The investigators, led by Lecia Sequist, MD, from the Massachusetts General Hospital Cancer Center in Boston, report an overall response rate of 55%. This is similar to reports from other investigators, although no patient with atypical mutations achieved a response.
As in almost all series, mutations were seen more frequently in females, lifetime nonsmokers, and patients with adenocarcinoma.
The researchers observed a median progression-free survival of 9.2 months and an overall survival of 17.5 months. Patients were treated with gefitinib 250?mg per day until progression or unacceptable toxicity.
"Their results are similar to those of the other single-arm phase?2 trials of either erlotinib or gefitinib in patients with mutations," Dr. Shepherd notes. The authors report that patients had significant clinical benefit and the results were 2 times greater than typical results with cytotoxic regimens in unselected non-small-cell lung cancer populations.
But Dr.
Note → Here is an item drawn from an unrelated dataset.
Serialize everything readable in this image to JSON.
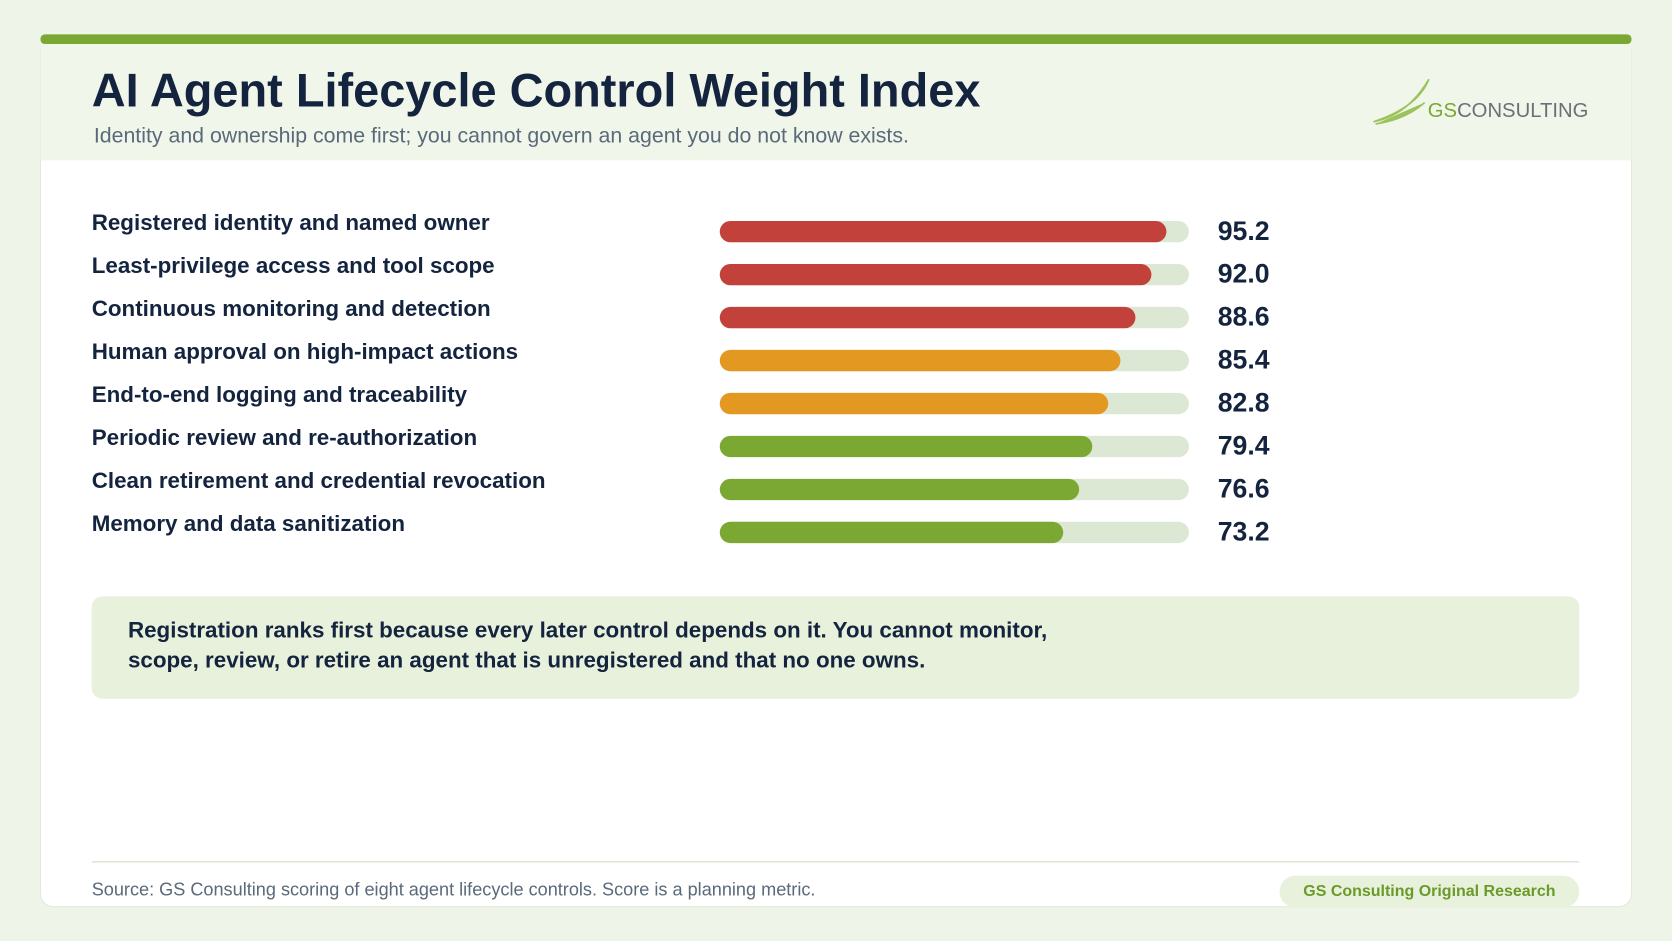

Shepherd argues that the unselected non-small-cell lung cancer population is definitely not the appropriate comparator.
There have now been several publications in which the survival rates of patients with EGFR mutations treated with chemotherapy have been reported. "Invariably," Dr. Shepherd points out, "their survival has been significantly longer than that of patients with wild-type EGFR, and in several publications, the median survival has not been reached at 2 years."
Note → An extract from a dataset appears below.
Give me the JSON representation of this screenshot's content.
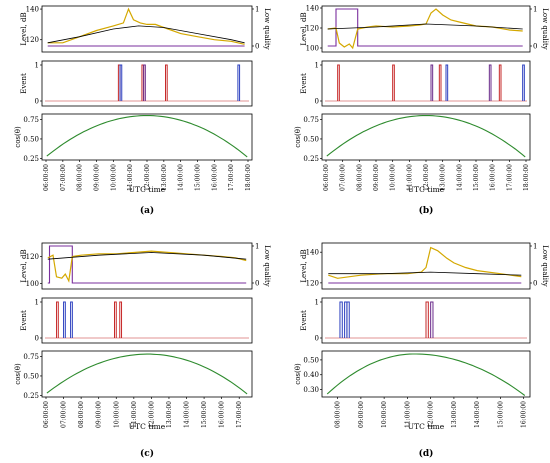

The first thing that this tells us, she notes, is that the studies of first-line EGFR tyrosine kinase inhibitor therapy in mutation-positive patients likely have all been published prematurely, with median follow-up times less than half the expected survival time of patients treated with chemotherapy. "With this in mind, does the 17.5-month median survival in the Sequist et al study really compare favorably to historical controls?"
Studies of First-Line Therapy Published Prematurely
The study demonstrates the feasibility of selecting patients on the basis of their molecular profile, but Dr. Shepherd suggests that it does not confirm that patients with mutations should be treated with a first-line EGFR tyrosine kinase inhibitor.
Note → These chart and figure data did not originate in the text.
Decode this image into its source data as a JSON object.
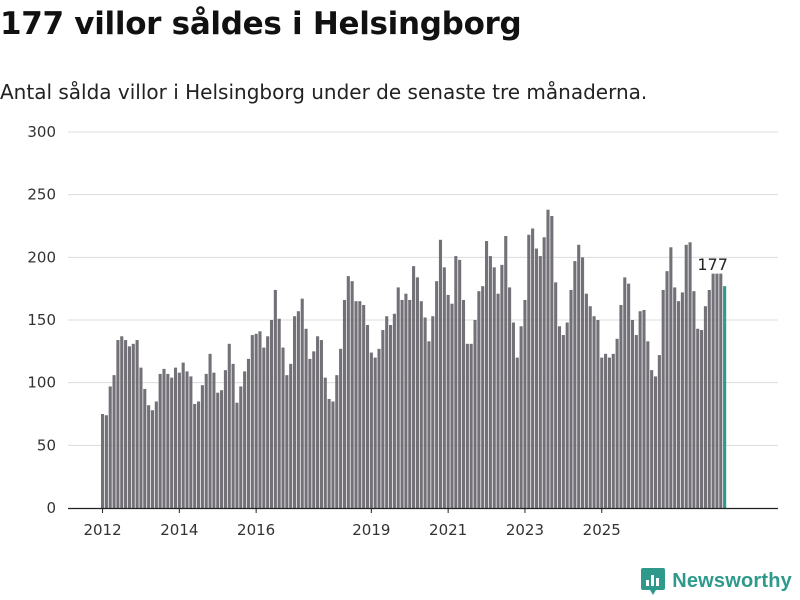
{
  "title": "177 villor såldes i Helsingborg",
  "subtitle": "Antal sålda villor i Helsingborg under de senaste tre månaderna.",
  "brand": {
    "name": "Newsworthy",
    "color": "#2f9a8c"
  },
  "chart_data": {
    "type": "bar",
    "ylim": [
      0,
      300
    ],
    "yticks": [
      0,
      50,
      100,
      150,
      200,
      250,
      300
    ],
    "grid": true,
    "bar_color": "#737177",
    "highlight_color": "#2e9a8a",
    "xlabels": [
      {
        "label": "2012",
        "index": 0
      },
      {
        "label": "2014",
        "index": 20
      },
      {
        "label": "2016",
        "index": 40
      },
      {
        "label": "2019",
        "index": 70
      },
      {
        "label": "2021",
        "index": 90
      },
      {
        "label": "2023",
        "index": 110
      },
      {
        "label": "2025",
        "index": 130
      }
    ],
    "last_value_label": "177",
    "values": [
      75,
      74,
      97,
      106,
      134,
      137,
      134,
      129,
      131,
      134,
      112,
      95,
      82,
      78,
      85,
      107,
      111,
      107,
      104,
      112,
      108,
      116,
      109,
      105,
      83,
      85,
      98,
      107,
      123,
      108,
      92,
      94,
      110,
      131,
      115,
      84,
      97,
      109,
      119,
      138,
      139,
      141,
      128,
      137,
      150,
      174,
      151,
      128,
      106,
      115,
      153,
      157,
      167,
      143,
      119,
      125,
      137,
      134,
      104,
      87,
      85,
      106,
      127,
      166,
      185,
      181,
      165,
      165,
      162,
      146,
      124,
      120,
      127,
      142,
      153,
      146,
      155,
      176,
      166,
      171,
      166,
      193,
      184,
      165,
      152,
      133,
      153,
      181,
      214,
      192,
      170,
      163,
      201,
      198,
      166,
      131,
      131,
      150,
      173,
      177,
      213,
      201,
      192,
      171,
      194,
      217,
      176,
      148,
      120,
      145,
      166,
      218,
      223,
      207,
      201,
      216,
      238,
      233,
      180,
      145,
      138,
      148,
      174,
      197,
      210,
      200,
      171,
      161,
      153,
      150,
      120,
      123,
      120,
      123,
      135,
      162,
      184,
      179,
      150,
      138,
      157,
      158,
      133,
      110,
      105,
      122,
      174,
      189,
      208,
      176,
      165,
      172,
      210,
      212,
      173,
      143,
      142,
      161,
      174,
      187,
      187,
      187,
      177
    ]
  }
}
"Before this conclusion can be reached, we must await the survival results from randomized studies comparing chemotherapy to EGFR tyrosine kinase inhibitor therapy."
Dr. Shepherd adds that even if therapy does not result in superior survival, equivalent or noninferior survival rates would still make this an attractive treatment option, or possibly the treatment of choice, in view of its favorable adverse-effect profile.
But EGFR inhibitors do have toxicities. As previously reported by Medscape Oncology, the drugs are said to cause skin, hair, nail, and mucosal changes.
Researchers reporting last year in the European Journal of Cancer (2007;43:845-851) outlined the classification, pathogenesis, and treatment of common therapy-induced adverse effects.
"Most of the side effects are well tolerated and are easily treatable," reported the group, led by A. F. Galimont-Collen, from the Leiden University Medical Center in the Netherlands, "except for nail disorders, which can be very painful and resistant to therapy."
Dr. Frances Shepherd reports having financial ties to AstraZeneca and Roche.